Likewise, dearomatized products with oxime functionality could be further elaborated, as exemplified by the conversion of compound (±)-6a to different ketones 16–18. Thus, the oxidation of reduced product 15 with aqueous bleach solution gave oxime-protected γ-hydroxytetralone 16, while using tert-butyl hypochlorite under anhydrous conditions provided α–chloro-γ–hydroxytetralone 17. The oxime protecting group could be cleaved using zinc and acetic acid, and subsequent oxidation of urazole under aqueous conditions provided γ-hydroxytetralone 18, a high-value added bioactive compound ($380 g⁻¹, Aldrich).^[24] Notably, based on recent advances in C–H activation, the installed oxime could also serve as a powerful directing group for the introduction of functional handles on the neighbouring aromatic ring.^[25] This type of oxime exo-directing group is highly versatile;^[26] however, it previously required installation through manipulation of the pre-existing alcohol. On the other hand, dearomative oxyamination directly introduces this handle during a single functionalization event. Thus, acetone oxime-derived compound 19, prepared by chemoselective hydrogenation and urazole methylation of (±)-6n, was used for the introduction of O- and C-based functional groups. Oxime directed, Pd-catalyzed C–H bond activation in the presence of PIDA successfully incorporated an acetate group to provide 20.^[27] Similarly, Pd-mediated oxidation with tert-butyl hydrogen peroxide in the presence of benzaldehyde enabled direct ortho-aroylation, affording ketone 21.^[28]

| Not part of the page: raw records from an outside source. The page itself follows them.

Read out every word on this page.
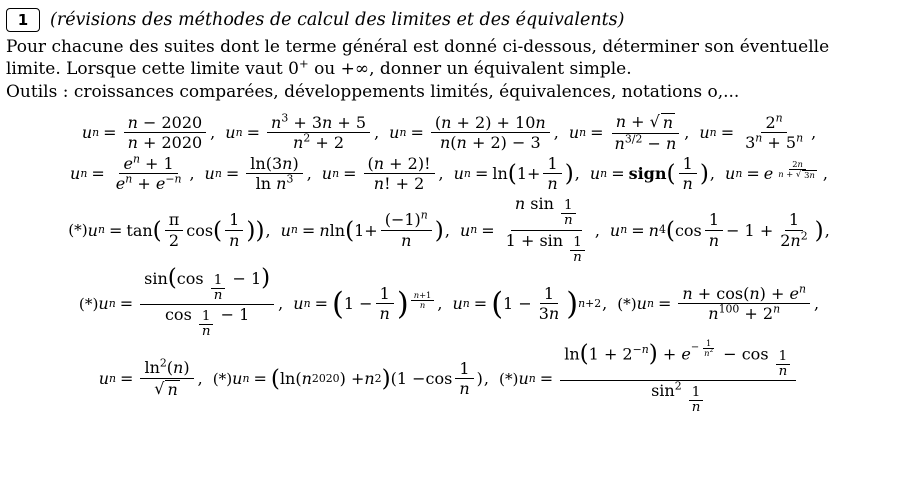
1	(révisions des méthodes de calcul des limites et des équivalents)

Pour chacune des suites dont le terme général est donné ci-dessous, déterminer son éventuelle

limite. Lorsque cette limite vaut 0+ ou +∞, donner un équivalent simple.

Outils : croissances comparées, développements limités, équivalences, notations o,...

u $n = \frac{n - 2020}{n + 2020}$ , u $n = \frac{n^3 + 3n + 5}{n^2 + 2}$ , u $n = \frac{(n + 2) + 10n}{n(n + 2) - 3}$ , u $n = \frac{n + √ n}{n^{3/2} - n}$ , u $n = \frac{2^n}{3^n + 5^n}$ ,
u $n = \frac{e^n + 1}{e^n + e^{-n}}$ , u $n = \frac{\ln(3n)}{\ln n^3}$ , u $n = \frac{(n + 2)!}{n! + 2}$ , u n = ln ( $1+ \frac{1}{n}$ ) , u n = sign ( $\frac{1}{n}$ ) , u n = e $\frac{2n}{n + √ 3n}$ ,
(*) u n = tan ( $\frac{\pi}{2}$ cos ( $\frac{1}{n}$ ) ) , u n = n ln ( $1+ \frac{(-1)^n}{n}$ ) , u $n = \frac{n \sin \frac{1}{n}}{1 + \sin \frac{1}{n}}$ , u n = n 4 ( $\cos \frac{1}{n} - 1 + \frac{1}{2n^2}$ ) ,
(*) u $n = \frac{\sin(\cos \frac{1}{n} - 1)}{\cos \frac{1}{n} - 1}$ , u n = ( $1 - \frac{1}{n}$ ) $\frac{n+1}{n}$ , u n = ( $1 - \frac{1}{3n}$ ) n+2 , (*) u $n = \frac{n + \cos(n) + e^n}{n^{100} + 2^n}$ ,
u $n = \frac{\ln^2(n)}{√ n}$ , (*) u n = ( ln ( n 2020 ) + n 2 ) ($1 - \cos \frac{1}{n}$ ) , (*) u $n = \frac{\ln(1 + 2^{-n}) + e- \frac{1}{n^2} - \cos \frac{1}{n}}{\sin^2 \frac{1}{n}}$
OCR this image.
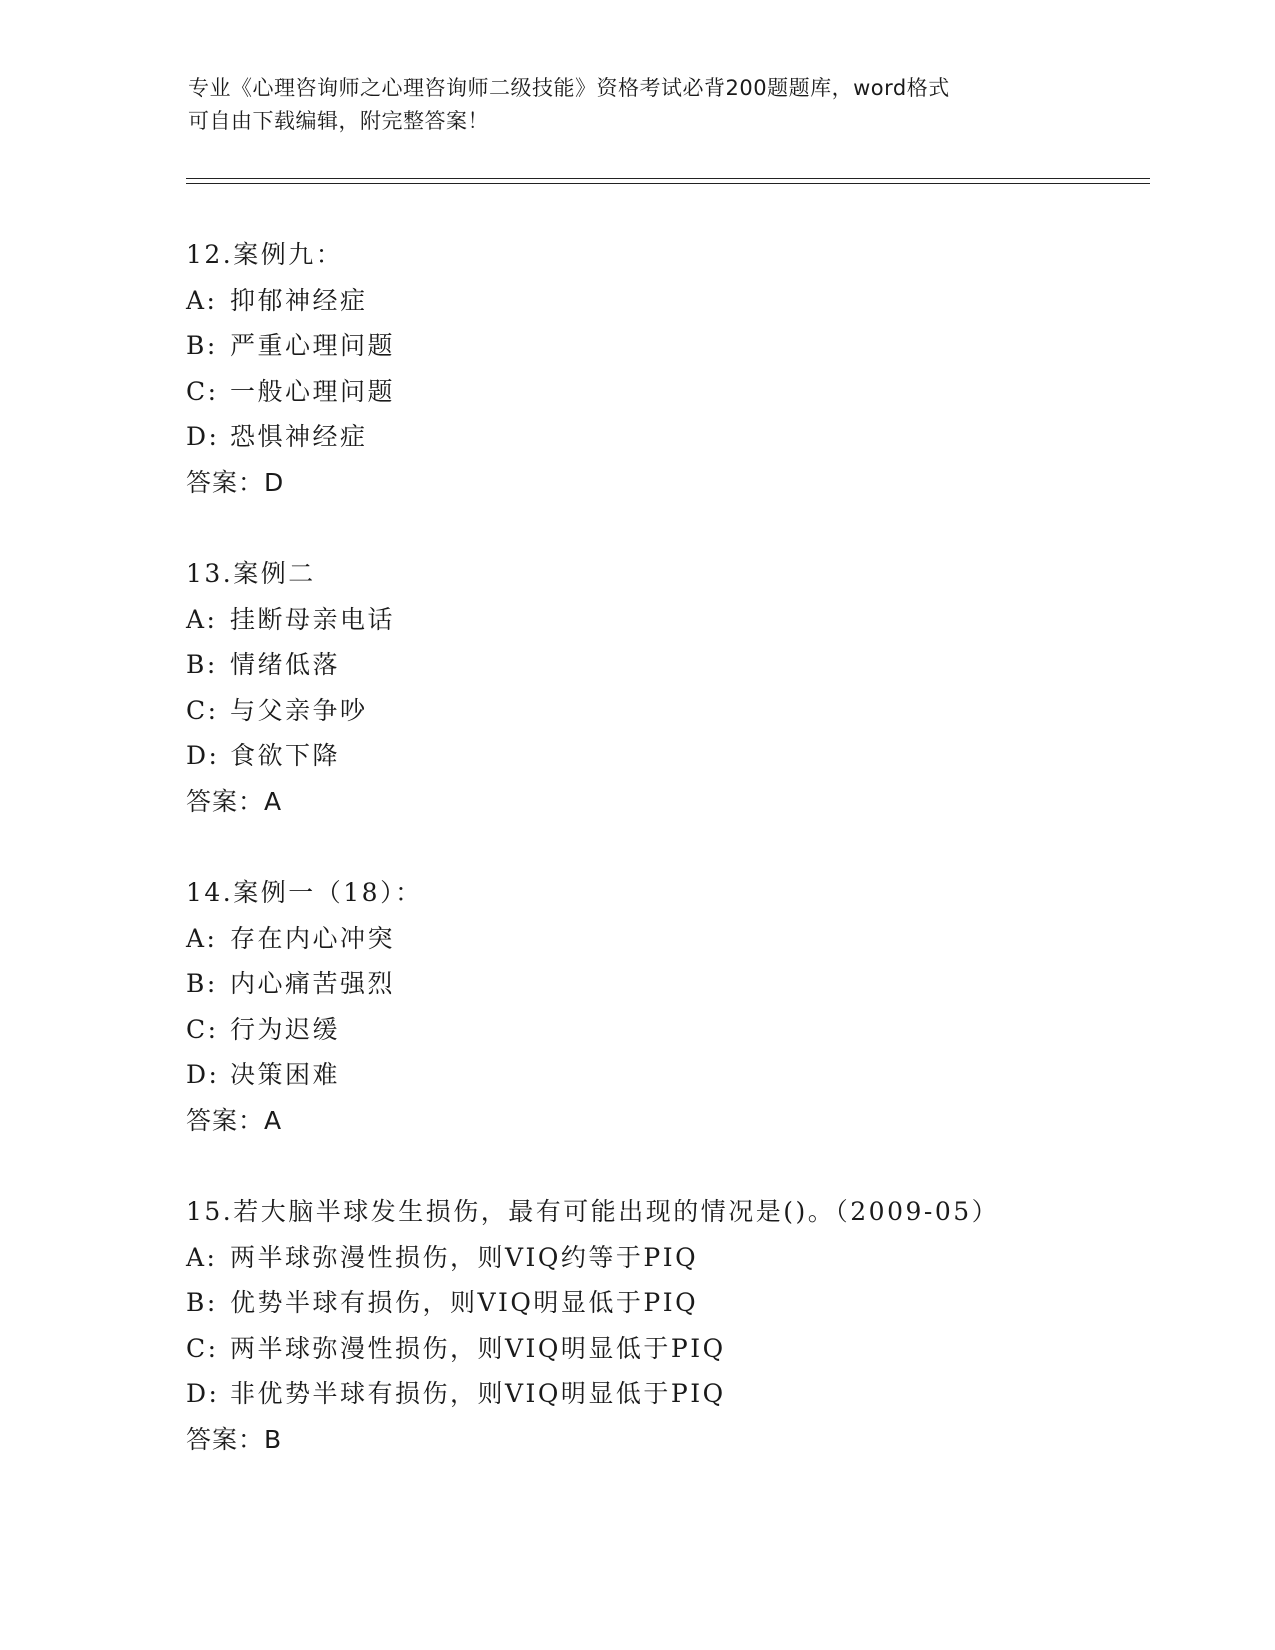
专业《心理咨询师之心理咨询师二级技能》资格考试必背200题题库，word格式
可自由下载编辑，附完整答案！
12.案例九：
A: 抑郁神经症
B: 严重心理问题
C: 一般心理问题
D: 恐惧神经症
答案：D
13.案例二
A: 挂断母亲电话
B: 情绪低落
C: 与父亲争吵
D: 食欲下降
答案：A
14.案例一（18）：
A: 存在内心冲突
B: 内心痛苦强烈
C: 行为迟缓
D: 决策困难
答案：A
15.若大脑半球发生损伤，最有可能出现的情况是()。（2009-05）
A: 两半球弥漫性损伤，则VIQ约等于PIQ
B: 优势半球有损伤，则VIQ明显低于PIQ
C: 两半球弥漫性损伤，则VIQ明显低于PIQ
D: 非优势半球有损伤，则VIQ明显低于PIQ
答案：B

In summary, a palladium-catalyzed dearomative syn-1,4-oxyamination of simple and nonactivated arenes was developed based on the arenophile-mediated cycloaddition strategy. A range of arenes underwent this process with oximes or benzyl alcohols as O-nucleophiles, providing products with an exclusive syn-1,4-selectivity. Moreover, a highly enantioselective process (≥98:2 er) has been established using naphthalene. This dearomative difunctionalization protocol forms products that are amenable to an array of further derivatizations as demonstrated with facile preparation of highly oxidized alicyclic motifs from simple non-activated aromatic precursors. As numerous bioactive compounds encompass aminocyclitols or similarly functionalized motifs, this method is expected to find application in the synthesis of natural products and medicinally-relevant compounds.